# Scholl s30/s40 vs meguiars 205 vs menz po85



## RobertUtley (Mar 15, 2012)

Im deliberating between which polish to use next!

I know they are different and im debating between diminishing and non diminishing.

The car is a 2007 honda civic in nighthawk black with buttersoft paint with only wash scratches as ive previously corrected it!


----------



## sicko (Jun 20, 2009)

scholl can fill badly on soft paints. Good technique is the key with scholl. M205 worked fine (3m blue pad) for me on 2 07 NHB civics.

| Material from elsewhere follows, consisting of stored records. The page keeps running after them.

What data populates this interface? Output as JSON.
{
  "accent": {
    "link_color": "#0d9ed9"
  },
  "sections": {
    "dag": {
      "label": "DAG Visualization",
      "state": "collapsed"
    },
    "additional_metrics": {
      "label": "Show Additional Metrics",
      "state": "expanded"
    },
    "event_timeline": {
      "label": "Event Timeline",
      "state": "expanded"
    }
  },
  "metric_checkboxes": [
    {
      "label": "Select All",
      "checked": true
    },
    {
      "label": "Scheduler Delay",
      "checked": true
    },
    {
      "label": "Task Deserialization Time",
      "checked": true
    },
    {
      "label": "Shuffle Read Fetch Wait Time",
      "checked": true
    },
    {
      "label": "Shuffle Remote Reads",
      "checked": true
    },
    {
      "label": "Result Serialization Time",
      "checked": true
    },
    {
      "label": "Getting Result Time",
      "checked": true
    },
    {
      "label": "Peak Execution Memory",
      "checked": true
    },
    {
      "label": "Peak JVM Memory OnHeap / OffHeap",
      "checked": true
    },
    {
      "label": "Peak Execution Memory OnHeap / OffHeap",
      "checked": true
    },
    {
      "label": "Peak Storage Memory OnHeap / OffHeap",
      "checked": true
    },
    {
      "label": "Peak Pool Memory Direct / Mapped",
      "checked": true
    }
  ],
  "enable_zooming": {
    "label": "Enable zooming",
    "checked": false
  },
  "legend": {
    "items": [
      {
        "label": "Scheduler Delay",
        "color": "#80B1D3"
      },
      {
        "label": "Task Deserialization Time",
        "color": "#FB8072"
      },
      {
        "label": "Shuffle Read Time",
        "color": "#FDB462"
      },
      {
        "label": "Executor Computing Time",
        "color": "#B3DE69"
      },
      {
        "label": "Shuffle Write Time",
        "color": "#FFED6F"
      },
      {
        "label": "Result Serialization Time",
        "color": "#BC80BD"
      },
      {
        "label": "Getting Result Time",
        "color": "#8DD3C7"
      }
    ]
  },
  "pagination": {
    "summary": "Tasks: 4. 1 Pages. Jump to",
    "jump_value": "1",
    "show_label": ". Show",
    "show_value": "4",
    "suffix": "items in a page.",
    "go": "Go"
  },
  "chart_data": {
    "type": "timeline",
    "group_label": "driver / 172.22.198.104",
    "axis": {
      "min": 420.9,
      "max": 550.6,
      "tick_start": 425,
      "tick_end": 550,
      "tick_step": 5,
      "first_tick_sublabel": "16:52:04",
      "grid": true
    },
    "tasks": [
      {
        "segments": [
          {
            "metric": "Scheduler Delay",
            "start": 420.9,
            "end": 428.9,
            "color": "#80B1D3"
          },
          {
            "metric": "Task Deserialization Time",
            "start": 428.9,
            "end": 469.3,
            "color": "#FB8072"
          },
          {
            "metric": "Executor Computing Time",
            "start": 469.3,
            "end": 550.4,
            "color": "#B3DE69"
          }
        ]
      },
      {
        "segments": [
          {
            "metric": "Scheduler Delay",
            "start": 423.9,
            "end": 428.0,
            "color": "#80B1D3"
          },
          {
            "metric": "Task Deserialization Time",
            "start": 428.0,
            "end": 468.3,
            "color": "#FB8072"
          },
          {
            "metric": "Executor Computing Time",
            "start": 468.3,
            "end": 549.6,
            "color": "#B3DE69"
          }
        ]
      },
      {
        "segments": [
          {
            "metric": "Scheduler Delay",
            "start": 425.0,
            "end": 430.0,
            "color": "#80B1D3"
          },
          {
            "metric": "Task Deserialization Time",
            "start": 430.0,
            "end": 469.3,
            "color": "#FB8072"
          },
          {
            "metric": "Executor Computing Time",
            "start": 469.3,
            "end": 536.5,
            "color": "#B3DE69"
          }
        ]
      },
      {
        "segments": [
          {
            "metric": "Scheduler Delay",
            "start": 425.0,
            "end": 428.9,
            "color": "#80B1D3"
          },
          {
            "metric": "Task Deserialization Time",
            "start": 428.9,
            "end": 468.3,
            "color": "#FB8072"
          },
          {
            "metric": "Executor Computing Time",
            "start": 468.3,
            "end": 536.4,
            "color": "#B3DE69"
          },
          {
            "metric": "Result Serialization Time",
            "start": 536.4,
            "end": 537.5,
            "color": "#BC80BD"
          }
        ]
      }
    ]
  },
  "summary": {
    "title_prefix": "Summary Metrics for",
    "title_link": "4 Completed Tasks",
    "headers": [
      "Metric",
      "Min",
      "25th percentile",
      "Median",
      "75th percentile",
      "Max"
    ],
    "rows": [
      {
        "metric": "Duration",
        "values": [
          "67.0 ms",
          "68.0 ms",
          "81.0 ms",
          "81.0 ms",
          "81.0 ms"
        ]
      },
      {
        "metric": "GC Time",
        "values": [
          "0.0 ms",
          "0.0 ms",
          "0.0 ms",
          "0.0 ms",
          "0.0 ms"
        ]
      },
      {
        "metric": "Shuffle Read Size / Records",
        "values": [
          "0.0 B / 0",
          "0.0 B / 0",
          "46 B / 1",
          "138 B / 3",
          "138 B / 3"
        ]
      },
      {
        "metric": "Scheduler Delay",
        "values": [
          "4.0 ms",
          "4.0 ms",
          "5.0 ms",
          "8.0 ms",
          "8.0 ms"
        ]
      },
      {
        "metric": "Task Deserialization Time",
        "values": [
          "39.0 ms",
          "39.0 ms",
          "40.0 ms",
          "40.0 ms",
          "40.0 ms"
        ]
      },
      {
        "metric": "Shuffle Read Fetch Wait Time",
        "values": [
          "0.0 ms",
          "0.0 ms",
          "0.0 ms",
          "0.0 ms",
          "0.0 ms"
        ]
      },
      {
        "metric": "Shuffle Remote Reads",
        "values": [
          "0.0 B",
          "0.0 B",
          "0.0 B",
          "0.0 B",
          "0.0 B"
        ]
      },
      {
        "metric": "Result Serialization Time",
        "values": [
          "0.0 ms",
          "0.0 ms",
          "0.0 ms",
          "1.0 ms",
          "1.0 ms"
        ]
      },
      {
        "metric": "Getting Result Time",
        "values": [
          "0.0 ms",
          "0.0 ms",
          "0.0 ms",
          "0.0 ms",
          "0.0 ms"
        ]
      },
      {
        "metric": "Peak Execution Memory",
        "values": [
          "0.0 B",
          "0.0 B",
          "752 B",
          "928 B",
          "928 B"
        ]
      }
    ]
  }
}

Alternative would be menzerna 85re5 or 3m ultrafina


----------



## Black Magic Detail (Aug 17, 2010)

megs 205 on a polishing pad works well on soft sticky Honda paint


----------



## Porta (Jan 3, 2007)

Sonax Perfect finish is, according to Tood Cooperide, very good polish for softer paints. http://esotericdetail.com/sonax-per...usa-exclusively-through-esoteric-auto-detail/

I, myself, have only used it on harder paints but also on my brilliant black Audi, who is a little bit on the soft side - not as soft as a blackhawk Honda - and it worked very good.

Softer paints is a challange, thats for sure. All polishes that you have mentioned can fill on softer paints and it's also hard to remove them if they are to oily; its easy to scratch the paint with the mf towel.


----------



## shaunwistow (May 13, 2011)

Used nanotech super gloss on mine recently Bob. S40 worked fine prior as well. Might be worth asking some pro's is those that have used a large collection of different polishes.


----------



## -Raven- (Aug 26, 2010)

205 works best out of that, S40, and 85rd, on my soft and sticky Honda paint. 

HD Polish is worth a look at as well if you can get your hands on it, as is Optimum Finish.


----------



## Spyco (Mar 24, 2011)

I take it you 'll be using a DA? Then I definitely agree with Megs 205, Rob. Make sure your technique is adjusted since the SMAT technology and the lubricants used, seem to work quite well on softer or stickier Honda type. 
But what do I know about FKs and FNs??


----------



## Twister (Jun 17, 2012)

+1 for HD polish. Finishes beautifully.


----------



## B17BLG (Jun 26, 2012)

Sorry to bump an old thread, I'm considering purchasing some of the above.

I was quite shocked to read that people we're looking at 205 on soft paints over S30/S40. Is this still the case?

The reasons for being drawn to S30/40 was the lack of dust that the compounds generate and the work time to jewel on soft paint.

The other option in Menz 85RD but again after reading this thread all thoughts went out the window


----------



## lowejackson (Feb 23, 2006)

Nothing wrong with 205 on soft paint however if you fancy the Scholl then buy some. 205/PO85/Optimum will all have very long work times with minimal dusting but if you like Scholl products then it must be worth buying more


----------



## Dave KG (Feb 23, 2006)

I used to love 205 on soft paint, on all paints I used it on in fact... a very long work time on its own, a little spritz of water and it had an exceptionally long work time for jewelling with a finishing pad - low machine speeds, slow movements and light pressure worked well for me though this was by rotary.


----------



## pawlik (May 16, 2011)

S30 and DJ Fin pads, the only combo witch I use last year on soft and sticky paint like Honda, Mitsubishi, Skoda...


----------



## B17BLG (Jun 26, 2012)

It's dust levels that concern me tbh guys, I could go as low as S40 if needs be!

I know 105 is very dusty due to its nature, also spritzing SMAT polishes, doesn't that increase its aggressiveness?

As said I'm open to ideas really?

I first started out with 105/205 combo and moved onto scholl, it's just comparing the dust levels really as I'd like the jewelling process to be as slick as possible!


----------



## lowejackson (Feb 23, 2006)

I do not remember ever getting any dust with 205 or the Menz or indeed with any Optimum polishes. I have not tried any Scholl products but as Dave KG suggests, work slowly with light pressure and the gloss should improve


----------



## Flakey (May 5, 2013)

Scholl S40 is grit 5000 so may be different from the others. Haven't tried it yet by Scholl makes very good and very different polishes from others.


----------



## Dave KG (Feb 23, 2006)

Spritzing lengthens the work time... the bigger increases in cut from #205 will come from increasing the working pressure or using a more aggressive pad rather than spritzing... you could spritz to increase the work time and use light pressure to jewel. I find the cut is mainly pressure and pad dependent. 

Also, I have not really experienced large amounts of dust from #205, maybe a little from #105, but not enough to concern me...


----------



## moosh (May 8, 2011)

Spritzing also helps use all of the product and keeps your pads cleaner so dust levels are reduced. I find the pads stay cleaner for longer :thumb:


----------